Porém um dia foi Rachel que nos deixou em 04 de novembro de 2003 quando dormia em sua rede no Rio de Janeiro. Morreu como vivia, na placidez da sua calma producente. Assim foi que partira para a eternidade dos altiplanos espirituais. Aqui conosco, a sua saudade também será eterna, assim como os seus livros. Isso porque as ideias com sua capacidade narrativa e criadora nunca morrerão em nós. Por isso Rachel não morreu, como diria o poeta, apenas se encantou, talvez por um instante eterno… Quem sabe na mais fantástica das histórias contadas e decantadas num dos seus próprios livros.

Lá, nas paragens quixadaenses a escritora adolesceu conhecendo toda a exuberância do bucolismo do interior cearense. Magníficas tintas com as quais a jovem Rachel deu todo um colorido especial a sua produção literária. Desta mistura de cores e situações inerentes ao cotidiano social de um sertão marcado pelo sofrimento, tanto quanto pelo isolamento e o abandono foi que nasceu sua obra-prima – O Quinze. O livro que a projetou na seara da literatura brasileira.

Dona de um estilo literário muito particular, um dos mais fortes e elegantes, Rachel de Queiroz mostrou-se de vez para o país, até então, avesso à lavra feminina e a leitura; um mundo quase desconhecido também para o chamado povo do litoral; as elites, os donos do poder. Daí então, com sua visão perspicaz, surgiu uma leva de obras referenciais que ajudaram a enriquecer a cultura literária brasileira como um todo. E que, a um só tempo, consagraram-na com uma das mais notáveis contista-escritora de todos os tempos. Ao ponto de, depois do paraibano José Lins do Rego – supra sumo da literatura regionalista, a produção de Rachel foi a que mais se aproximou da realidade dos sertões nordestinos de uma época, posto que retratou com a mais absoluta fidelidade as verdadeiras nuances de um cotidiano marcado pelas agruras assim como pelo sofrimento de toda uma gente acostumada, quando possível, até mesmo a morrer calada. Como uma nação de esquecidos entregues a própria sorte, quase sempre 'ao Deus dará'. Assolados pelas secas intermitentes e a exploração dos coronéis…

Foi uma autêntica mulher do seu tempo, notadamente quando esteve inclusive além dele. Na sua juventude se tingiu de revolucionária comunista; ateia por convicção pela vida inteira e quase ufóloga, dada a expressiva curiosidade que tinha em relação ao cosmo, quando acreditava por exemplos nos extraterrestres e na pluralidade dos mundos habitáveis pela plagas siderais. A primeira mulher a ocupar uma cadeira na Academia Brasileira de Letras, vez que no coração do povo cearense ela já galgara o panteon da imortalidade.

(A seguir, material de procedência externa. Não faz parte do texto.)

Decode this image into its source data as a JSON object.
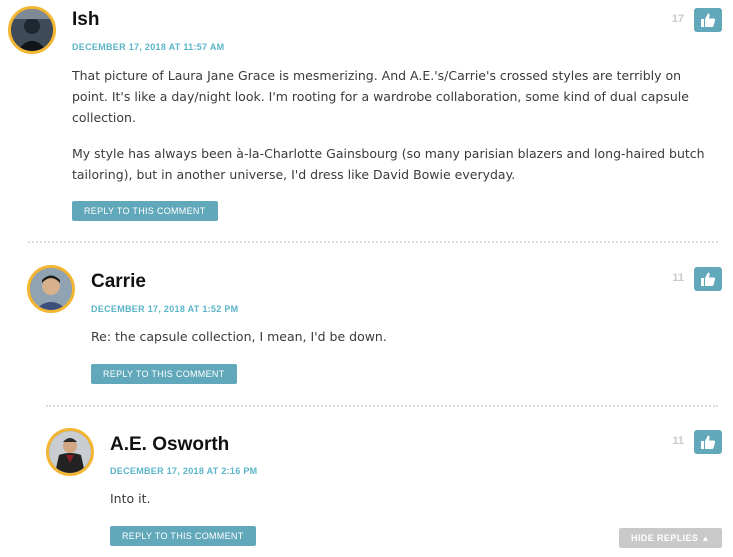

Já no fim da vida, confidenciava a solidão psicológica pela sua condição de não ter fé. Morreu como viveu como a mais autêntica das figuras humanas que devotara à vida e aos amigos todo o amor e todo o afeto possível. Foi por tudo isso, uma mulher das mais extraordinárias, diferente e moderna na pura acepção da palavra. Numa época em que possuir estes atributos era quase um sacrilégio.

Como mulher foi igualmente revolucionária e transgressora não somente no que escreveu, mas principalmente na sua vida prática cotidiana.

Que os seus conterrâneos do Ceará, do Nordeste e do Brasil esqueçam sequer por um instante, os pseudo-valores dos Big Brothers da vida, das bandas de forró, das telenovelas, das bundas dançantes e das roedeiras apelidadas de música sertaneja… Para quem sabe, celebrarem junto esta data com um mínimo de cidadania do respeito, ética educativa e sabedoria cívica, como um legado histórico-cultural dos mais valiosos deixados como presente para toda uma geração do passado, do presente e do futuro.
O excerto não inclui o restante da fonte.